I used a CPLD to control the reset line with a register and decode the address logic rather than jumpers/pianos. ATF1504 was probably overkill (PLCC socket) and I could probably get away with an ATF22V10 now that I've figured out (almost reliably) how to program them from a Raspberry Pi (I'm struggling with the ATF16V8C currently). The AF22V10 built-in flip-flops aren't useful here though (because they are all tied to the same external clock pin) so any registers seem to have to be made from combinatorial logic. But the full 8-bit address decode works well in a single IC.
One after thought that I had was that whilst I had a reset line to the PCF8584 I didn't extended it to the I2C peripherals. Also, I only prototyped with a 5V I2C bus and no interrupts yet which makes the diver code somewhat busy. Now that there have been some discussions on the forum about interrupt line daisy chaining I might revise my board.
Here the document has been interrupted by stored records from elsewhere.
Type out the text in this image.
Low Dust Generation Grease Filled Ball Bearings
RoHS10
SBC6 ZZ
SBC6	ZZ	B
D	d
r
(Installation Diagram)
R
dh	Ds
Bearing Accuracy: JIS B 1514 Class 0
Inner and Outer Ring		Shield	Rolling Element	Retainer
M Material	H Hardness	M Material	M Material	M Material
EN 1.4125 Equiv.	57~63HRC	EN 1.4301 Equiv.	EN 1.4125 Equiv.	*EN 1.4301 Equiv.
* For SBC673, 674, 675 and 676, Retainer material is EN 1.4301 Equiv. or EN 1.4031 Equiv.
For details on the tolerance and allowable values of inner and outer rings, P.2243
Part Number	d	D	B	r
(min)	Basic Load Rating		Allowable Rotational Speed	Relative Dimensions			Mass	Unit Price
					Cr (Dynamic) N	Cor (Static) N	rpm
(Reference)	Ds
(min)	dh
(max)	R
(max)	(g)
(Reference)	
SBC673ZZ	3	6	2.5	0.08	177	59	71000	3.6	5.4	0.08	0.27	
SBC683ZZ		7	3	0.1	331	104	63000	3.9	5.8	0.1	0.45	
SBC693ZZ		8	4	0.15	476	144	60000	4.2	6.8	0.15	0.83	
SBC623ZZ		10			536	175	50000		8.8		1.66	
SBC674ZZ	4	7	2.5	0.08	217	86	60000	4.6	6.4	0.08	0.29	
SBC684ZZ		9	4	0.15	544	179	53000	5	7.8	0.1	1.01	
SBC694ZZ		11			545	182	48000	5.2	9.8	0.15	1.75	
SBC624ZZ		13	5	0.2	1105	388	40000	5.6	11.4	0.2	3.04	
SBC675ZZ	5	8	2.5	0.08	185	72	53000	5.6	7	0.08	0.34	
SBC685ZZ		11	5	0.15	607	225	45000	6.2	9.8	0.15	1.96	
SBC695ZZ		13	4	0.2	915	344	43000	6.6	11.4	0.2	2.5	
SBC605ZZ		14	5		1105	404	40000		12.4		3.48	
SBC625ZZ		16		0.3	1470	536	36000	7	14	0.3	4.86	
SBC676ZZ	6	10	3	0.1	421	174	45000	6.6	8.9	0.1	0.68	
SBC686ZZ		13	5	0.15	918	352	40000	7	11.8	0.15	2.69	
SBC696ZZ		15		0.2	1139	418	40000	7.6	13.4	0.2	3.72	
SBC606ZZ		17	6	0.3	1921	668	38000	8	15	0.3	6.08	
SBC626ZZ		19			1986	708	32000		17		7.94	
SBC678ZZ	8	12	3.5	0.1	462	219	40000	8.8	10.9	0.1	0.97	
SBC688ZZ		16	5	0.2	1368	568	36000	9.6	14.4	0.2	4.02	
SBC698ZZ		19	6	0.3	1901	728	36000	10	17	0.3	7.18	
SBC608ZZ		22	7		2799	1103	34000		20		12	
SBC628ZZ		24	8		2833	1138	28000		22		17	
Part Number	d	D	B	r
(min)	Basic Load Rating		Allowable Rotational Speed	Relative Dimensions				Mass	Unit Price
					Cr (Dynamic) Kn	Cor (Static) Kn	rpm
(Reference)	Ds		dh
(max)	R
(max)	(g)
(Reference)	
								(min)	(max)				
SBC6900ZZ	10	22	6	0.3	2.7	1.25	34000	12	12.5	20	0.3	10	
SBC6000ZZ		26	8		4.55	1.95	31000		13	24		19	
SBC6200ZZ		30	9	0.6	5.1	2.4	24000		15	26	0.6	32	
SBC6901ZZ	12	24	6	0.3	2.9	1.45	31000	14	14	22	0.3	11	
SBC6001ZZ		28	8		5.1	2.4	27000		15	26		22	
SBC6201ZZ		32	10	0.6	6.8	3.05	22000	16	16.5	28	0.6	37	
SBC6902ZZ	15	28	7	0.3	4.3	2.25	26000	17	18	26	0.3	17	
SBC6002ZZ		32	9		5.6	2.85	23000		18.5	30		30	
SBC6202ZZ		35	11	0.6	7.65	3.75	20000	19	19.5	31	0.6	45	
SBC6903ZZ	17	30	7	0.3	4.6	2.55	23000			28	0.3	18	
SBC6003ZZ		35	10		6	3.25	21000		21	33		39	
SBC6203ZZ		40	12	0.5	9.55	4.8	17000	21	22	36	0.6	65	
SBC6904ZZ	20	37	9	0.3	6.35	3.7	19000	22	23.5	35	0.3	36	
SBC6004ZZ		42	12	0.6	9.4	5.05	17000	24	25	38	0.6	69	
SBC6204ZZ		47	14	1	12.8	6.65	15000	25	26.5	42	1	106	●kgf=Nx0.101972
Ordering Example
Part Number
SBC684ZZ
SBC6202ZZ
My specific problem with the dummy writes is that the first full cycle through either the master-transmitter or master-recieve flows ended up with the I2C bus not being released by the PCF8584. An undocumented dummy write to the PCF8584 register seemed to clear the issue and a new cycle could start. I suspect a timing issue as others have reported not seeing this issue (although using slightly different setups).
I used the MCP23008 port expander as a test device on my PCB.